Cirucci, 46 N.Y.2d at 864.

Whether an insurer has waived the late notice defense is typically a question of fact, but "New York courts have found waiver as a matter of law where the insurer has disclaimed on other grounds without mentioning late notice until a later date." MCI LLC v. Rutgers Cas. Ins. Co., No. 06-CV-4412, 2007 U.S. Dist. LEXIS 59241, at *32 (S.D.N.Y. Aug. 13, 2007) (internal quotation marks omitted). If an insurer "possesses actual or constructive knowledge of the circumstances regarding a potential defense, yet asserts only other defenses, New York law deems the insurer, as a matter of law, to have intended to waive the unasserted defense." Id. at *24.

The Court finds Progressive's March 19, 2006 letter to DPT to be ineffective as a matter of law to disclaim coverage for the January 21, 2005 incident as to DPT on the basis of DPT's late notice. There is no mention of DPT in the purported disclaimer, and it is entirely lacking in the specifics clearly required under New York law. See Cirucci, 46 N.Y.2d at 864 ("high degree of specificity" required).*fn6 Because Progressive uniquely possessed knowledge of the grounds for and facts supporting disclaimer, and because Progressive is "highly experienced and sophisticated in such matters," id. at 864, its attempted disclaimer was wholly insufficient as to DPT. Therefore, regardless of the extent to which Progressive could have validly disclaimed because of DPT's late notice, that defense has been waived by Progressive's failure to properly disclaim on that basis. See MCI LLC, 2007 U.S. Dist. LEXIS 59241, at *36-37 (insurer found to have waived late notice defense as to claimant where disclaimer only mentioned untimeliness of insured's notice and did not mention timing of claimant's notice); Cirucci, 46 N.Y.2d at 863-64 (where disclaimer only referred to insured's late notice, disclaimer was ineffective as against third parties not mentioned); Vacca v. State Farm Ins. Co., 790 N.Y.S.2d 177, 178 (App. Div. 2005) (disclaimer ineffective against injured party where insurer failed to cite injured party's late notice as ground for disclaimer); Aetna Cas. & Surety Co. v. Rodriguez, 496 N.Y.S.3d 956, 957 (App. Div. 1985) ("a notice of disclaimer . . . which only specifies the grounds of disclaimer against the insured . . . but does not specifically address the basis for disclaimer against the third-party claimant must be held to be inadequate for such purpose as to the latter").

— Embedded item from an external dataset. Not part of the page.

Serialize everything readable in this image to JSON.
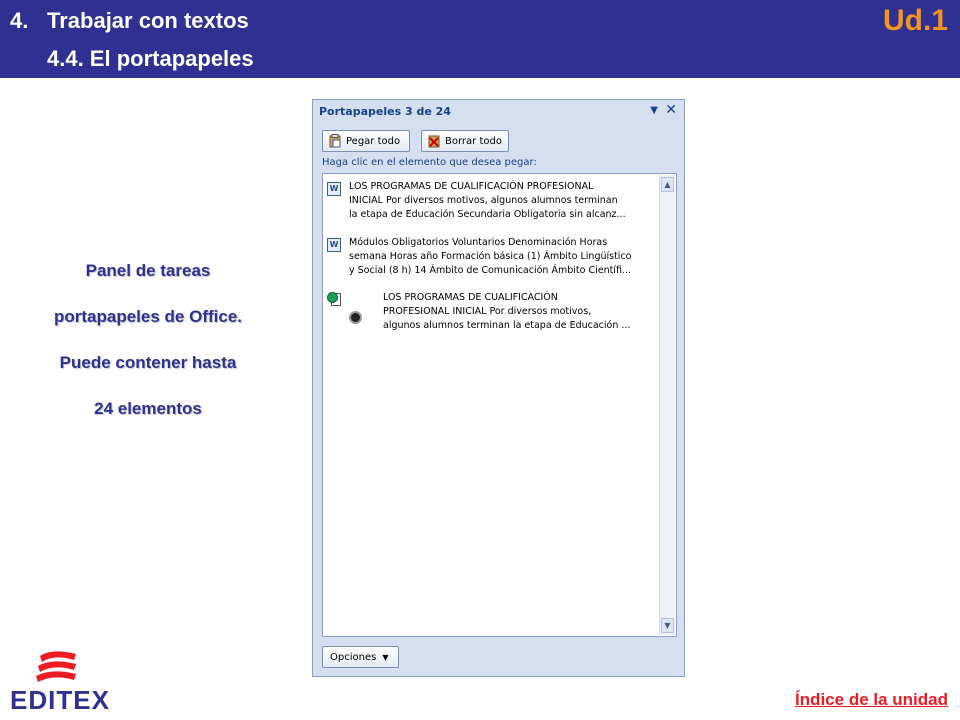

2. Applicability of Employee Exclusion

The liability policy contains the following exclusion (the "employee exclusion"):

Coverage under ["Liability to Others" provision of the policy] and our duty to defend does not apply to: . . . Bodily injury to an employee of an insured, or a spouse, child, parent, brother or sister of that employee, arising out of or within the course of employment, except with respect to a domestic employee if benefits are neither paid nor required to be provided under any Workers' Compensation, disability benefits or other similar law.

This exclusion applies whether the insured may be liable as an employer or in any other capacity, and to any obligation to share damages with or repay someone else who must pay damages because of the injury. (Delahunt Aff. Ex. D at 8.) Progressive argues that, because Daniel Beltempo was injured in the course and scope of his employment with PamJam, the January 21, 2005 incident falls under the employee exclusion of the policy and is therefore not covered. (Pl.'s Mem. 5-6.)

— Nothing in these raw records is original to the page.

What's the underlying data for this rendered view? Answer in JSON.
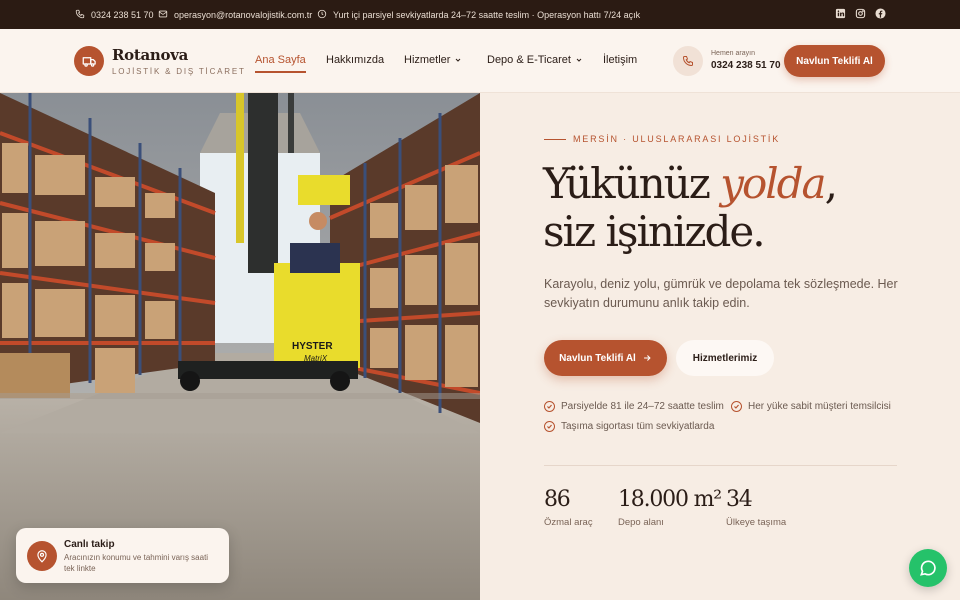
{
  "topbar": {
    "phone": "0324 238 51 70",
    "email": "operasyon@rotanovalojistik.com.tr",
    "notice": "Yurt içi parsiyel sevkiyatlarda 24–72 saatte teslim · Operasyon hattı 7/24 açık",
    "social": [
      "linkedin-icon",
      "instagram-icon",
      "facebook-icon"
    ]
  },
  "header": {
    "brand": "Rotanova",
    "tagline": "LOJİSTİK & DIŞ TİCARET",
    "nav": [
      {
        "label": "Ana Sayfa",
        "active": true
      },
      {
        "label": "Hakkımızda"
      },
      {
        "label": "Hizmetler",
        "dropdown": true
      },
      {
        "label": "Depo & E-Ticaret",
        "dropdown": true
      },
      {
        "label": "İletişim"
      }
    ],
    "call_label": "Hemen arayın",
    "call_number": "0324 238 51 70",
    "cta": "Navlun Teklifi Al"
  },
  "hero": {
    "eyebrow": "MERSİN · ULUSLARARASI LOJİSTİK",
    "headline_part1": "Yükünüz",
    "headline_accent": "yolda",
    "headline_part2": ",",
    "headline_line2": "siz işinizde.",
    "lead": "Karayolu, deniz yolu, gümrük ve depolama tek sözleşmede. Her sevkiyatın durumunu anlık takip edin.",
    "primary_button": "Navlun Teklifi Al",
    "secondary_button": "Hizmetlerimiz",
    "features": [
      "Parsiyelde 81 ile 24–72 saatte teslim",
      "Her yüke sabit müşteri temsilcisi",
      "Taşıma sigortası tüm sevkiyatlarda"
    ],
    "stats": [
      {
        "value": "86",
        "label": "Özmal araç"
      },
      {
        "value": "18.000 m²",
        "label": "Depo alanı"
      },
      {
        "value": "34",
        "label": "Ülkeye taşıma"
      }
    ]
  },
  "tracking_card": {
    "title": "Canlı takip",
    "description": "Aracınızın konumu ve tahmini varış saati tek linkte"
  },
  "colors": {
    "accent": "#b6532f",
    "topbar": "#2b1b13",
    "background": "#f7ede4",
    "chat": "#25c26a"
  }
}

The burden falls on the insurer to prove that an otherwise covered loss falls under the ambit of a policy exclusion. See Morgan Stanley Group, Inc. v. New Eng. Ins. Co., 225 F.3d 270, 276 n.1 (2d Cir. 2000). This burden is a significant one; that is, to "negate coverage by virtue of an exclusion, an insurer must establish that the exclusion is stated in clear and unmistakable language, is subject to no other reasonable interpretation, and applies in the particular case." Pepsico, Inc. v. Winterthur Int'l Am. Ins. Co., 788 N.Y.S.2d 142, 144 (App. Div. 2004) (internal quotation marks omitted).

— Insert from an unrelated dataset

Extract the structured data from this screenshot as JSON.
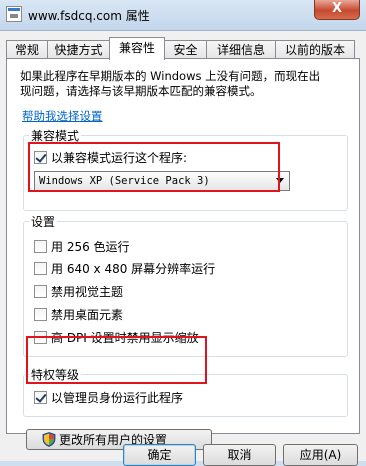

According to DPT, Progressive has failed to meet its burden of establishing that the exclusion applies here -- in other words, that Beltempo was an employee of PamJam at the time he was injured.*fn7 DPT points to the work-related accident report filed with the Workers' Compensation Board in connection with the January 21, 2005 incident, which identifies Beltempo's employer as DiMartino Farms. (Delahunt Aff. Ex. K.) The cover letter of the accident report was sent to DiMartino Farms, which has the same mailing address as PamJam and which is also the home address for Joseph DiMartino, president and owner of both PamJam and DiMartino Farms Snow Plowing. (Id. Ex. K; DiMartino Dep. 10-15.) The cover letter indicates that the form was prepared by someone in the customer service department of the New York State Insurance Fund, using information provided to it over the phone by James Slaughter, the general manager and secretary of PamJam. (Delahunt Aff. Ex. K.)

When questioned about the form during his deposition in the underlying action, DiMartino testified, it was "explain[ed] to them that it was PamJam, not DiMartino Farms, . . . they just keep writing it as DiMartino Farms all the time," (DiMartino Dep. 16-17), and that Beltempo was a PamJam employee (id. 15-16). When DiMartino was asked whether Beltempo was an employee of DiMartino Farms Snow Plowing, he responded, "[a]bsolutely not." (Id. 16.) James Slaughter likewise testified that Beltempo was a PamJam employee. (Slaughter Dep. 16.) Beltempo also identified himself as a PamJam employee, both during his deposition testimony (Beltempo Dep. 15), and in his complaint in the underlying action. (Certification of Philip A. Bramson ("Bramson Certif.") Ex. A ¶ 37 ("That at all times hereinafter mentioned plaintiff DANIEL BELTEMPO was in course of his employment with PamJam, Inc.").) DPT adopted the same position in the third-party complaint it filed against PamJam in the underlying action: "That at all times mentioned and at all times referred to in the plaintiffs' complaint, the plaintiff, DANIEL BELTEMPO, was acting within the scope of his employment for the third-party defendant 'PAMJAM.'" (Id. Ex. B ¶ 15.)

Thus, while the weight of the evidence seems to suggest that Beltempo was a PamJam employee, there is evidence -- the Workers' Compensation form containing information supplied by PamJam's general manager -- to the contrary. On a motion for summary judgment, the Court is not to weigh the evidence, but rather simply to determine whether evidentiary conflicts exist. Kessler v. Westchester County Dep't of Soc. Servs., 461 F.3d 199, 206 (2d Cir. 2006). While Progressive may well be able to carry its burden of establishing that Beltempo was an employee, I cannot say as a matter of law that it has done so, especially in light of the puzzling failure of either side to produce documents -- such as Beltempo's paychecks, W-2 forms, or tax returns -- that might easily settle the matter.